Attorneys for the state made the request in hopes of giving the Rhode Island Supreme Court more time to consider the case. They asked the high court for review earlier in the week.

“The circumstances of this case have been laid out in excruciating detail already and the court is aware of them. The purpose of a stay at this point is to maintain status quo.” state attorney Lauren Jones said.

During a morning hearing, Superior Court Judge Jeffrey Lanphear questioned whether he had jurisdiction to even make a decision on the request, since the issue is now before the Supreme Court.

State lawyers said they believe Lanphear did have that jurisdiction, citing previous Supreme Court cases, and after much back and forth the judge sided with the state, granting a stay until the close of business on June 13.

An attorney for the nursing homes opposed the stay, saying the case should be closed since the deadline was missed.

“Once that watershed date passed and the judgment became final, this court no longer had jurisdiction to act in this matter,” attorney Justin Shay said.

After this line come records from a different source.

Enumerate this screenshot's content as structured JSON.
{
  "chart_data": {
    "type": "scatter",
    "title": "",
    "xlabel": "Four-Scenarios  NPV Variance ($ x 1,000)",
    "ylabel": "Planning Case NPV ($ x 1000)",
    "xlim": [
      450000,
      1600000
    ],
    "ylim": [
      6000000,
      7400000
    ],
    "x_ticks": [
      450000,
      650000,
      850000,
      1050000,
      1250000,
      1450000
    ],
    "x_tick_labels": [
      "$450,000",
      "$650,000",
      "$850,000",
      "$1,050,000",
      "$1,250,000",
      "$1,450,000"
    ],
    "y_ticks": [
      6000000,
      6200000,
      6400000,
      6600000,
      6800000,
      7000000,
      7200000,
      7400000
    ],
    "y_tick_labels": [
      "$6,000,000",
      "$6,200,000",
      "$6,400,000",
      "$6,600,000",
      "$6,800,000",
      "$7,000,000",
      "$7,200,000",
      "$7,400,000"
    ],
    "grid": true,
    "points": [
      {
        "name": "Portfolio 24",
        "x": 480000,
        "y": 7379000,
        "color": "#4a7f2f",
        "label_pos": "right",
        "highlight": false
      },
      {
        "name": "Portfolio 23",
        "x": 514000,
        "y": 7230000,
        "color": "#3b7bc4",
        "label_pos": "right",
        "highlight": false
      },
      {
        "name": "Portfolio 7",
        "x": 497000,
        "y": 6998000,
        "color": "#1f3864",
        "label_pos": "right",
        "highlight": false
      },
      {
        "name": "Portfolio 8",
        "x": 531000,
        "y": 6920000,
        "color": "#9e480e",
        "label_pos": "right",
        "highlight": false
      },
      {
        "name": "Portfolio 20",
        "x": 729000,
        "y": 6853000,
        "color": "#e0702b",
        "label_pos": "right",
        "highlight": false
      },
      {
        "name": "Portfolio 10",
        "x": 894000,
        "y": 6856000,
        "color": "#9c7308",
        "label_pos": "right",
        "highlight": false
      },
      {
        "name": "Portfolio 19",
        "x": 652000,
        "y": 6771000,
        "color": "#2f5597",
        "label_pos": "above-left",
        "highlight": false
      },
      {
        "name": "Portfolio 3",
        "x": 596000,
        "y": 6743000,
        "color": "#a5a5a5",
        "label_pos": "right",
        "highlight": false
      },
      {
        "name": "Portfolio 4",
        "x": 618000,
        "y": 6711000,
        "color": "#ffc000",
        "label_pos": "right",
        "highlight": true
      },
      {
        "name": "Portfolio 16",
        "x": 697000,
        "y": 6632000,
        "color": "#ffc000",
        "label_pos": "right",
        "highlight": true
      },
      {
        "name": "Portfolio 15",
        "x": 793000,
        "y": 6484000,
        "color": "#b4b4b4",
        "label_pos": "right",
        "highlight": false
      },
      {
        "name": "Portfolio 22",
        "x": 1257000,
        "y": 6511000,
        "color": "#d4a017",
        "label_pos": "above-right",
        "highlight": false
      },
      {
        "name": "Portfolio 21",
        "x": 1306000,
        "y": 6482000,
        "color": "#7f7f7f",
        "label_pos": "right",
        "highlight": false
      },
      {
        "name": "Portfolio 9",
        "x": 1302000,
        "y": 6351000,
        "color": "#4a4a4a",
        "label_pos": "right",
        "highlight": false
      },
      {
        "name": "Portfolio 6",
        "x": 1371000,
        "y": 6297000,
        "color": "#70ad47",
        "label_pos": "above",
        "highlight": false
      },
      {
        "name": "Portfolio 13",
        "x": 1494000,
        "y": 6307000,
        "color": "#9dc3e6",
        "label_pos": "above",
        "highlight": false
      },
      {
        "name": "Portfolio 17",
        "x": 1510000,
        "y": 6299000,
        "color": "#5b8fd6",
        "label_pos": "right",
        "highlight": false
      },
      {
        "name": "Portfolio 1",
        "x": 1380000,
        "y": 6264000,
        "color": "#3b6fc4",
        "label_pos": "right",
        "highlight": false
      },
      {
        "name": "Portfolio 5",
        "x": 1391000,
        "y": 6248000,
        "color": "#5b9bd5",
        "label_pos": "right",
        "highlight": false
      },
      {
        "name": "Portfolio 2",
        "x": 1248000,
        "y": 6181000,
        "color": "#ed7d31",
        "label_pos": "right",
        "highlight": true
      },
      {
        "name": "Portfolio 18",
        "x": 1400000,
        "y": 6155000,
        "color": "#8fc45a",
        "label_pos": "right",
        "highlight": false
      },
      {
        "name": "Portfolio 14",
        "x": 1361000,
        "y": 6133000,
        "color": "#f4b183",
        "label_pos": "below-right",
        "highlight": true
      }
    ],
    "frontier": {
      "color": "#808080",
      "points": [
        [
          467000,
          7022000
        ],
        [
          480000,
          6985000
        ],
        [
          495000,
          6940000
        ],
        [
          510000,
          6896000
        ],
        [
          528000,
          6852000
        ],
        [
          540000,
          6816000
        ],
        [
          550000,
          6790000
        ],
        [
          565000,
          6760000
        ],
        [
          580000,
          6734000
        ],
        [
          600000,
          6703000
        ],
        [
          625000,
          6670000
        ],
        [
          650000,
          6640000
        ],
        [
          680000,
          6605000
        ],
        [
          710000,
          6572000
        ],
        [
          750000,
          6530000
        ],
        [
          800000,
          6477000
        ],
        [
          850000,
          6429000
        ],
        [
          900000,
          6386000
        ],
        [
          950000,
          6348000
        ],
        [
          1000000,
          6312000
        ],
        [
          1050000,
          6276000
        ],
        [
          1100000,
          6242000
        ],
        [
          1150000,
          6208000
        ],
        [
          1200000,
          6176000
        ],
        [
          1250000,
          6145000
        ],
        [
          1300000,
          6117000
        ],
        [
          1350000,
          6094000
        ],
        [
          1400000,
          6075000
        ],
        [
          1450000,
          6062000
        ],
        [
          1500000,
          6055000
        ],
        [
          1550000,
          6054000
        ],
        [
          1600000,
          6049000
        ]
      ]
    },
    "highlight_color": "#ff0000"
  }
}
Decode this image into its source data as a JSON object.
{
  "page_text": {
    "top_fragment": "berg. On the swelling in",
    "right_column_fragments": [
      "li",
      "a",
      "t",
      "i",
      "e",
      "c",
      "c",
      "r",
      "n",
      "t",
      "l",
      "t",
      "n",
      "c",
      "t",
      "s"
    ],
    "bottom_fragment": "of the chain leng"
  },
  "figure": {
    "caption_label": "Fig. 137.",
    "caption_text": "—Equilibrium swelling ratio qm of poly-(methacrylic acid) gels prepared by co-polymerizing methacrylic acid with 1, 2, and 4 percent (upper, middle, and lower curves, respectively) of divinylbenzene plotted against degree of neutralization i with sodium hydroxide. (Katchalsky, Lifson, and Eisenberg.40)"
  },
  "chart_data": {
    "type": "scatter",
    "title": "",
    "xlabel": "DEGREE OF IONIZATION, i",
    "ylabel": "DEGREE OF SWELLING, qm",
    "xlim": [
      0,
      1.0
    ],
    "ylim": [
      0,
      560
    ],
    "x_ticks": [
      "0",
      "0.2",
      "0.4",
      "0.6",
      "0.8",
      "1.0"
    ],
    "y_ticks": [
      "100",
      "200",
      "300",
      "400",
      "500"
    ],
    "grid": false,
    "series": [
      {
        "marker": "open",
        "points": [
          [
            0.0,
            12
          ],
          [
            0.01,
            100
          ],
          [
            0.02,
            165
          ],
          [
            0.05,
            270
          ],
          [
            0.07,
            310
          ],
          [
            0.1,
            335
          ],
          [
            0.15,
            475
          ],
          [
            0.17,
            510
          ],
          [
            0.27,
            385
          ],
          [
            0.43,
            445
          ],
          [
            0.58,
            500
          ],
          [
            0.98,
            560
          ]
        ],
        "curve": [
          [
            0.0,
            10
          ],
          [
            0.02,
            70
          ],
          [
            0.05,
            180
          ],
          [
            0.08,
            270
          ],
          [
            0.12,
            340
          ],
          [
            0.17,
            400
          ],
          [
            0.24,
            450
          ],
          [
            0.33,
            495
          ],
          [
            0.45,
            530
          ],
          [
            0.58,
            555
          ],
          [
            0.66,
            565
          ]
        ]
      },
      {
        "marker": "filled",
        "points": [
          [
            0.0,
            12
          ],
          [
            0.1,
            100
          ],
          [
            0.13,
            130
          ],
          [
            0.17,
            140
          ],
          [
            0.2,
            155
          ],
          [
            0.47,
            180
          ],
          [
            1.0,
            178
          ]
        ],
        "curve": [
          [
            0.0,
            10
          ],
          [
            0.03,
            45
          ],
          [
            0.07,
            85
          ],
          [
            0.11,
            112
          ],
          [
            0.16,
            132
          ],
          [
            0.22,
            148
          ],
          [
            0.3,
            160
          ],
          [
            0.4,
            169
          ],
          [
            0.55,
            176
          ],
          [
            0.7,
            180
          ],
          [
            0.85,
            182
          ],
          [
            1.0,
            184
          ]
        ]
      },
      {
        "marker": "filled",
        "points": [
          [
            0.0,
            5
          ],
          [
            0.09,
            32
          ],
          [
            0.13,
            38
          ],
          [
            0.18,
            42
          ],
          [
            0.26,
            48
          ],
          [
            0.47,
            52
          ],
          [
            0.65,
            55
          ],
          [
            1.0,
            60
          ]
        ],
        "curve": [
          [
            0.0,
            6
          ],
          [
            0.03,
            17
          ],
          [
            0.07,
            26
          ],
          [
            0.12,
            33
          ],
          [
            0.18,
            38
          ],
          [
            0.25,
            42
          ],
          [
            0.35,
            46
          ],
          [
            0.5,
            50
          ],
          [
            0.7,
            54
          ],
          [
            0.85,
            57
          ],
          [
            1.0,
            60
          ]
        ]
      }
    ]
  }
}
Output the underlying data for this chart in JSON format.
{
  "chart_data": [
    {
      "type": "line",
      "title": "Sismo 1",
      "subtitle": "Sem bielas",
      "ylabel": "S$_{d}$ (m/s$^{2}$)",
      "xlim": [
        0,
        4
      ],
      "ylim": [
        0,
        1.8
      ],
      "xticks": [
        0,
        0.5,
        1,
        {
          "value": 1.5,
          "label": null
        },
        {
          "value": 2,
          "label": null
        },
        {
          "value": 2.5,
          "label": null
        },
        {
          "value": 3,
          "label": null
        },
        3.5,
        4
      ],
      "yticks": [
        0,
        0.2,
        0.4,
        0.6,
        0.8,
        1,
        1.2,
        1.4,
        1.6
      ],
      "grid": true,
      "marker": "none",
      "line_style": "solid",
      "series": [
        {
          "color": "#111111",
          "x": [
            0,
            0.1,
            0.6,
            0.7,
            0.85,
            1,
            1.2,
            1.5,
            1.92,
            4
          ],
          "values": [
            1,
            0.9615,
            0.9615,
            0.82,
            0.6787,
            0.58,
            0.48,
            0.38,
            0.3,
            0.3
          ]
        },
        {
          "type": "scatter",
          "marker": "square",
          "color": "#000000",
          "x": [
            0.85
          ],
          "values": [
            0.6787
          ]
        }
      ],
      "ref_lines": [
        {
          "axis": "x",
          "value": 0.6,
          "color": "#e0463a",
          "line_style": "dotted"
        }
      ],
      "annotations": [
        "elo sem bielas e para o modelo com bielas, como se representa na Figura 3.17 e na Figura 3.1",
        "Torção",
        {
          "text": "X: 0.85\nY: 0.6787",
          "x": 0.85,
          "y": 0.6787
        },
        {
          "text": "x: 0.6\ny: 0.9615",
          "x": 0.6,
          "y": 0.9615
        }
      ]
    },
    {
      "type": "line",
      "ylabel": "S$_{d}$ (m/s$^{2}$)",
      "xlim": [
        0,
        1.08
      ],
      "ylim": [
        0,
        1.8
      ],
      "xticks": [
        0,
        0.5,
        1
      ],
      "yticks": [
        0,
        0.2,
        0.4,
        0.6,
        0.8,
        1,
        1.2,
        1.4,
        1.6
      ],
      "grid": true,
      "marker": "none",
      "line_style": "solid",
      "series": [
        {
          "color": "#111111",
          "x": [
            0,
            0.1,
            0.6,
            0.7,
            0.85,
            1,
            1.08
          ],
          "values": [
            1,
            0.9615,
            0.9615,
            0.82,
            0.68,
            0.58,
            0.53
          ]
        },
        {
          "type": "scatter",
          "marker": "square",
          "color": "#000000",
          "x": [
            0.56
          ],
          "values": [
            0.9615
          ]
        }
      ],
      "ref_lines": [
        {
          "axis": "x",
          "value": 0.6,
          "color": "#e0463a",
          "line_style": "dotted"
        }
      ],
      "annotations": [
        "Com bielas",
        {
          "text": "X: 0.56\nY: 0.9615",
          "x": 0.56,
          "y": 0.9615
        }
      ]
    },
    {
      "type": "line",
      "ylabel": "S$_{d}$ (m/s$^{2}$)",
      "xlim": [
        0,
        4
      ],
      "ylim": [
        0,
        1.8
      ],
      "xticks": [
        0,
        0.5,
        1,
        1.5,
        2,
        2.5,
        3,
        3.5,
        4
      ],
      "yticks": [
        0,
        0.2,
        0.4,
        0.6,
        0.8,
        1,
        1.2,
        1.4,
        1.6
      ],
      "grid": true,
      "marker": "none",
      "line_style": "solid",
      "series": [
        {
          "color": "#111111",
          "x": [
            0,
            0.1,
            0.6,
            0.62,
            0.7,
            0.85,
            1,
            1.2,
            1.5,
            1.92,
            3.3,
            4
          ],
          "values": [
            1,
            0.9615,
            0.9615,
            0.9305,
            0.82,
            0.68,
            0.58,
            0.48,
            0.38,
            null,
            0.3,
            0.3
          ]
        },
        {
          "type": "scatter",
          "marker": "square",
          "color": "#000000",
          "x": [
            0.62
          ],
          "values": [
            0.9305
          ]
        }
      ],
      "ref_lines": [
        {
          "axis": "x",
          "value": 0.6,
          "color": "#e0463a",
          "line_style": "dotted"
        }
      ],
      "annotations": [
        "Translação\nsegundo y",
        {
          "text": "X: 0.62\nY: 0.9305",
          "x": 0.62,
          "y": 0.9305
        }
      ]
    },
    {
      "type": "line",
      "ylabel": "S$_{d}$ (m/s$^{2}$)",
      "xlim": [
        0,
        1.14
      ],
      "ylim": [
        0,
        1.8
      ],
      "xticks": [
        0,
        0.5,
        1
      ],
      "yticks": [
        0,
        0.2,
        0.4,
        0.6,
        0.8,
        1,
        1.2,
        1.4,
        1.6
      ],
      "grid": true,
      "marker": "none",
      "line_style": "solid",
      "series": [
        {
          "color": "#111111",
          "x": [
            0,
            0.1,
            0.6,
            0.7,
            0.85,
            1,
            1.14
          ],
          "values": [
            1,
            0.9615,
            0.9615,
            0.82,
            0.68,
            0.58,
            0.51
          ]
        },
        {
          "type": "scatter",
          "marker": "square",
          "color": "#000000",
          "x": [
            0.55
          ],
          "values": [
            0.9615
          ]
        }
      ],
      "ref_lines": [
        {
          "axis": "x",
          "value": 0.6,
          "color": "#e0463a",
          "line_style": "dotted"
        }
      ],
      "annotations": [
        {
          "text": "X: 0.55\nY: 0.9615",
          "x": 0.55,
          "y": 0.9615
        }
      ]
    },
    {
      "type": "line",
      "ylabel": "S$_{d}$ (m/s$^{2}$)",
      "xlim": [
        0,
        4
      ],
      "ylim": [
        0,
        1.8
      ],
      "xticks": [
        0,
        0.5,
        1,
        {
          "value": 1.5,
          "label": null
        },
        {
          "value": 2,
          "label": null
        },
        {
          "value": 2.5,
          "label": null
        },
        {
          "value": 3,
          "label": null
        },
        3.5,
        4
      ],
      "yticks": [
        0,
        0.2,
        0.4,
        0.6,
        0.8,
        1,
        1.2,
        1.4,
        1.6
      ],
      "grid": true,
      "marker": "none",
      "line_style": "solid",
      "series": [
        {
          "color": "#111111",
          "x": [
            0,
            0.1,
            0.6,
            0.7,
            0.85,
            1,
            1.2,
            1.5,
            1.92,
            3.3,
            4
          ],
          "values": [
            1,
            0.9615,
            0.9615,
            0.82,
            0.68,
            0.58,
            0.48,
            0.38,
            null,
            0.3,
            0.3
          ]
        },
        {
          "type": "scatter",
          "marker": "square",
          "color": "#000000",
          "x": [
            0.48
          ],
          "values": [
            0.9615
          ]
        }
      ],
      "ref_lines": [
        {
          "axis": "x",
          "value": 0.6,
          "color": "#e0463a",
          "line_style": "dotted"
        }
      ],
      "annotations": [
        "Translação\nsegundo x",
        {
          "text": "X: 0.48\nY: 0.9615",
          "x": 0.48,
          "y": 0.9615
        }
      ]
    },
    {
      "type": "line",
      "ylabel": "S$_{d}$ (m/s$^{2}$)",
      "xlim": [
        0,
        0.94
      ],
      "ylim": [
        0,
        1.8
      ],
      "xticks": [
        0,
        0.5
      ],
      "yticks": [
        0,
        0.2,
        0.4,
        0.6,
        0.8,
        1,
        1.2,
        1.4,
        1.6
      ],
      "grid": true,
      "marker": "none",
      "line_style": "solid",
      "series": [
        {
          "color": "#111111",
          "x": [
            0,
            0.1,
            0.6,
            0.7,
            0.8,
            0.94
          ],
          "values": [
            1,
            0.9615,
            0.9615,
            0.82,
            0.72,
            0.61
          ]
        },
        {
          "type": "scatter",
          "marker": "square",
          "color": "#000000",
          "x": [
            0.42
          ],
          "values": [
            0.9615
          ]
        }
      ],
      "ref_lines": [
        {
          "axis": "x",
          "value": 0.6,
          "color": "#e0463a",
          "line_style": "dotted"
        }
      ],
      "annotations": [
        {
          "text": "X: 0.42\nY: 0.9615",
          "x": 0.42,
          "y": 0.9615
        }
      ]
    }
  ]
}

The bungled litigation involves a suit brought by 59 state nursing homes challenging a Medicaid rate cut by the R.I. Executive Office of Health and Human Services. A win for the nursing homes would cost $24 million through June 2019, officials estimate. Greg Hazian, a state lawyer who has since resigned, missed the deadline to appeal the case, though state lawyers are still attempting to do so.

The offices of the governor, the House speaker and the Senate president have put together a group trying to seek a resolution to the suit. The moves comes as lawmakers are working to put the finishing touches on the 2018-19 state budget, which is scheduled to be released later Friday and could be affected by the outcome.